Natürlich plünderten Herbert Fritsch und seine Leipziger Schauspieler "die Klamauk-Klassiker von Otto bis Klimbim. Und auch de Funès. Sie lassen keine noch so kalauernde Klein-Pointe aus. Da geht jede Tasse zu Bruch. Da wird jeder Koffer mehrfach verwechselt. Und die Bräute sowieso." Wer also Lust hat auf ein Theater habe, "das in den Rissen der Zeit mal nicht nach der tieferen Bedeutung oder irgendeiner (kleinen) seelischen oder (großen) Weltkatastrophe sucht, sondern kurzerhand das Chaos der Situation als Grundprinzip des Lebens erkennt und daraus Funken schlägt, sich selbst also mal leichter und nicht schwerer nimmt als auf den ambitionierten Bühnen (wie auch der in Leipzig) üblich, und wer auch daheim nicht gleich zur Fernbedienung greift, wenn vor allem der alte Klimbimquatsch ausgegraben wird, der wird sein Vergnügen haben", empfiehlt Joachim Lange in der Freien Presse (12.4.2010). Könner seien hier am Werke, und es sei "schlichtweg imponierend, wie sie allesamt diesen Turboslapstick durchhalten". Am Ende des Abends habe man "mehr gelacht, als man eigentlich wollte."

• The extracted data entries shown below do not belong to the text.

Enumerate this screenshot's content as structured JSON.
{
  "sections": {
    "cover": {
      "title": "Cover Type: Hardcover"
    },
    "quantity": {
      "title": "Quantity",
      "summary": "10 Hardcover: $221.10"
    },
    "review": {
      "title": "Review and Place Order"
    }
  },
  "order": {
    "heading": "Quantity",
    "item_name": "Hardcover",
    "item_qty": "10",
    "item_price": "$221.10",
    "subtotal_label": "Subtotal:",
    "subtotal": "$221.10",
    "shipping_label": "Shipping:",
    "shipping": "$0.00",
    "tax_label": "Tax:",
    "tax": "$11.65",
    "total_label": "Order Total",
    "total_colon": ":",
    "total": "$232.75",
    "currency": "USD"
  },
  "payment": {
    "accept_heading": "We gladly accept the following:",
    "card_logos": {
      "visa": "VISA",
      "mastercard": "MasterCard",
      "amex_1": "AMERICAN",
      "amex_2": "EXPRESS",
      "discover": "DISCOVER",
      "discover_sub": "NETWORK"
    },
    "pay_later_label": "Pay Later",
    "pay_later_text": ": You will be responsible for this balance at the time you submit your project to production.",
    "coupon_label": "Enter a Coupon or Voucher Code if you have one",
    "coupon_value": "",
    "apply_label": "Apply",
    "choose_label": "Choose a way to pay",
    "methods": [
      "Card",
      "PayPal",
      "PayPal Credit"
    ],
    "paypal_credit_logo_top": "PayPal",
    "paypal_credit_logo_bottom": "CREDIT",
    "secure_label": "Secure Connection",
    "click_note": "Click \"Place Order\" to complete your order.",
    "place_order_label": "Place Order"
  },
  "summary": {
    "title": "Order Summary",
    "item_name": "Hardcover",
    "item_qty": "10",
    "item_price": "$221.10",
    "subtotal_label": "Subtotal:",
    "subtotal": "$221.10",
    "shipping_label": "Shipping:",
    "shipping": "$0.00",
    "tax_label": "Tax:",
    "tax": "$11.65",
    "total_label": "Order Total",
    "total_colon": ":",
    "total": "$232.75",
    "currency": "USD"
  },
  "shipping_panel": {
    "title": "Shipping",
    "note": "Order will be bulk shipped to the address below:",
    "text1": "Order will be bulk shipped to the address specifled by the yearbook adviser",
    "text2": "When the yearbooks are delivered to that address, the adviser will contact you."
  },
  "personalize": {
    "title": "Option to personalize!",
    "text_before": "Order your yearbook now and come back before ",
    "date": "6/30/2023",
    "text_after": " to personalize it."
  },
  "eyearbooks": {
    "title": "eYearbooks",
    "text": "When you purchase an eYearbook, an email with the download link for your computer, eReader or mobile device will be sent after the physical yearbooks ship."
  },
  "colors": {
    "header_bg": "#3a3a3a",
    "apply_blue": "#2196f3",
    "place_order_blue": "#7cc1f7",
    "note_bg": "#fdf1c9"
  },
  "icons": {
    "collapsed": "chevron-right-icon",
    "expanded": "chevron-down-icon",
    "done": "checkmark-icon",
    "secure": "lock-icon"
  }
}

Es gebe "eigentlich so viel zu lachen an diesem Abend, dass gewisse Ermüdungserscheinungen einzusetzen beginnen", sagt Michael Laages auf Deutschlandradio (9.4.2010). Fritsch betreibe seit einigen Jahren "die Rehabilitierung der Farce, und zwar der absolut irrsinnigen, der absolut dämlichen, absolut jenseits aller realen und realistischen Möglichkeiten." Man habe "immer das Gefühl, der Regisseur Fritsch spielt den Schauspielern lange etwas vor, und dann machen sie es nicht so wie er, sondern sie machen es so, als entdeckten sie (…) seinen Wahnsinn an sich selbst." Man denke in Leipzig "keine Sekunde an Louis de Funès. Hans Schenker, der dessen Figur spielt, kopiert ihn nicht. Er tritt auf und spielt eher einen Groucho Marx, dieses schleichende Gehen, bei dem man das Bein immer etwas nachzieht und mit dem Kopf immer etwas weiter vorn ist als mit dem Hinterteil; eine hochinteressante, trickreiche Art und Weise, sich zu bewegen." Ob man Fritsch folgen müsse "in seinen Theorien darüber, warum wir alle so verkopft sind und nicht mehr lachen können", dürfe man bezweifeln, in der Praxis aber funktioniere es "an diesem Abend natürlich großartig."